En prévoyant l'exonération en tant que telle, on vise tous les secteurs et on ne fait aucune distinction suivant que l'intéressé a le statut d'ouvrier ou celui d'employé.

Bien que la loi du 29 juin 1981 établissant les principes généraux de la sécurité sociale des travailleurs salariés ait vidé en grande partie de sa substance la loi du 27 juin 1969 révisant l'arrêté-loi du 28 décembre 1944 concernant la sécurité sociale des travailleurs, l'exonération pour ce qui est des primes pour travail en équipes et travail de nuit est également inscrite dans la loi initiale.

Il faut interpréter la notion de travail en équipes comme étant un travail effectué selon un régime de travail atypique dans le cadre duquel, au cours d'une période de 24 heures, plusieurs groupes de travailleurs (appelés équipes) prestent deux services ou plus sur le même lieu de travail et effectuent un travail quasiment identique. En ce qui concerne le travail de nuit, référence peut être faite à la réglementation applicable en la matière.

Vu la spécificité des primes dans le secteur non marchand, référence sera faite en ce qui la concerne, aux primes pour prestations irrégulières. Par « prestations irrégulières », une notion qui est souvent utilisée dans ce secteur, on entend généralement les prestations effectuées les dimanches et les jours fériés, les prestations de nuit et les prestations discontinues (variables).
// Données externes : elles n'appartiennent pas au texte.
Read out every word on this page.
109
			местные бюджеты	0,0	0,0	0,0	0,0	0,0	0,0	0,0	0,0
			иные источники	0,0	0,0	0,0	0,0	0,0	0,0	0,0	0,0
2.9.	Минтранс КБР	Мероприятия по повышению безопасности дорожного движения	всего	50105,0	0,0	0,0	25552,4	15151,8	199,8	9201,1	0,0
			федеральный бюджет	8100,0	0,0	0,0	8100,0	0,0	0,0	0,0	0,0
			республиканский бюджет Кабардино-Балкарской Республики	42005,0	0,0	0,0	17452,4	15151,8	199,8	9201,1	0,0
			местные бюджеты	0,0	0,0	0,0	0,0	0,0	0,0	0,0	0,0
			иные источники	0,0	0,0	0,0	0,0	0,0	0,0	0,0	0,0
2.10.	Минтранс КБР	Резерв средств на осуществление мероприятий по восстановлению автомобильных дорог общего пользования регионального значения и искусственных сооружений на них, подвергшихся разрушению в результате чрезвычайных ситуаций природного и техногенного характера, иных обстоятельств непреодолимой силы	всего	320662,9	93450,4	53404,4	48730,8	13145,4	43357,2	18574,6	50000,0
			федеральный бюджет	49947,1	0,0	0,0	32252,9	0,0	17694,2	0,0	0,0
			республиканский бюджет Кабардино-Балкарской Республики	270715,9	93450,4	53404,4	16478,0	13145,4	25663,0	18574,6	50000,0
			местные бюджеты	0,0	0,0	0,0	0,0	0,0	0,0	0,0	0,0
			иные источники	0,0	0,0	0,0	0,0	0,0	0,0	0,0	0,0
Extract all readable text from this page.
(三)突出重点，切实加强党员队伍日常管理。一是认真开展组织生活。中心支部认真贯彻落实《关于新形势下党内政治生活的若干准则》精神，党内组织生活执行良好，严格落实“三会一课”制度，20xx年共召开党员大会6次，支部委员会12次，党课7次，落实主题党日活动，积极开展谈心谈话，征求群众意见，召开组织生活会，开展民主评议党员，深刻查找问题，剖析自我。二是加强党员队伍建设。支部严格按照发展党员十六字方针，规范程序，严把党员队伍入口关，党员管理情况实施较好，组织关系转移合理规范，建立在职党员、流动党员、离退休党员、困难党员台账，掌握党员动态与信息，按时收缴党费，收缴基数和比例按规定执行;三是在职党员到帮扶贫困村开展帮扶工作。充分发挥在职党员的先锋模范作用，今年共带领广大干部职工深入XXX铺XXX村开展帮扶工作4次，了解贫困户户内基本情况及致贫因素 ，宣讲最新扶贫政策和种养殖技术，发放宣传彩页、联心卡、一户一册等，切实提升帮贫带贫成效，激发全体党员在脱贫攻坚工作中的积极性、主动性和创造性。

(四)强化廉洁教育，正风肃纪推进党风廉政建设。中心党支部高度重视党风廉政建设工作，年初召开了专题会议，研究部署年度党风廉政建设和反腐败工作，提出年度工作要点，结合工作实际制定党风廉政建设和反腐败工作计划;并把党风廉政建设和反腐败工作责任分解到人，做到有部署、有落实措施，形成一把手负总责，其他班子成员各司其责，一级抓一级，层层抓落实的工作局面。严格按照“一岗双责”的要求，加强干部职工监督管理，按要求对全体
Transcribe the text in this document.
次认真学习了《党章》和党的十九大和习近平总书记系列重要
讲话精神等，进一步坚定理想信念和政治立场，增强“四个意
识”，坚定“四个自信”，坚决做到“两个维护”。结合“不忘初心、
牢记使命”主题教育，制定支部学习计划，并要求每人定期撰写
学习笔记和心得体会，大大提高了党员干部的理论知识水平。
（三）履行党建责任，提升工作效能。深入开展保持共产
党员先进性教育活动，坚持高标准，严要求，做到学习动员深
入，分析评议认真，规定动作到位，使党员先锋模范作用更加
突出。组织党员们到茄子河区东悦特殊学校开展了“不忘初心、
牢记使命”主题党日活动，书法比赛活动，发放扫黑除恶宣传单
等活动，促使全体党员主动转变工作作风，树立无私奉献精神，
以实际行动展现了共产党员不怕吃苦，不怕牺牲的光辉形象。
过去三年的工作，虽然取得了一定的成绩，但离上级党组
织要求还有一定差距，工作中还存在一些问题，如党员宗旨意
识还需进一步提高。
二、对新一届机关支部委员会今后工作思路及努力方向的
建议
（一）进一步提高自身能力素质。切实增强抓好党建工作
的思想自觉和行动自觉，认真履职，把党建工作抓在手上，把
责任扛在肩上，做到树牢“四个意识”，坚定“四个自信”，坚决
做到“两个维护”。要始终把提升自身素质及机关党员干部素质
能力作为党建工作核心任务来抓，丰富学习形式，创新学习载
Le Roi peut prévoir des exceptions et imposer des conditions, mais l'exonération des charges sociales est dorénavant la règle.

Article 3

Cet article prévoit l'inscription de la même disposition spécifique dans la loi de base de 1981 établissant les principes généraux de la sécurité sociale des travailleurs salariés.

Ludwig CALUWÉ.

PROPOSITION DE LOI


Article 1er

La présente loi règle une matière visée à l'article 78 de la Constitution.

Art. 2

L'article 14, § 2, de la loi du 27 juin 1969 révisant l'arrêté-loi du 28 décembre 1944 concernant la sécurité sociale des travailleurs est complété par l'alinéa suivant :

« Pour le calcul des cotisations conformément à ce que prévoit la présente loi, les primes pour prestations de travail en équipes, prestations de travail de nuit ou prestations de travail irrégulières, qui sont versées à des travailleurs occupés habituellement et principalement dans un des régimes de travail précités, ne sont pas considérées comme faisant partie de la rémunération, hormis dans les cas et dans les conditions fixées par le Roi par arrêté délibéré en Conseil des ministres. »

Art. 3

L'article 23 de la loi du 29 juin 1981 établissant les principes généraux de la sécurité sociale des travailleurs salariés est complété par l'alinéa suivant :

« Pour le calcul des cotisations conformément à ce que prévoit la présente loi, les primes pour prestations de travail en équipes, prestations de travail de nuit ou prestations de travail irrégulières, qui sont versées à des travailleurs occupés habituellement et principalement dans un des régimes de travail précités, ne sont pas considérées comme faisant partie de la rémunération, hormis dans les cas et dans les conditions fixées par le Roi par arrêté délibéré en Conseil des ministres. »

23 octobre 2003.

Ludwig CALUWÉ.

(1) « Volcontinue ploegenarbeid in België : analyse van de bedrijfseconomische, medische en sociale impact », Erwin Eysackers, juin 2003, p. 9.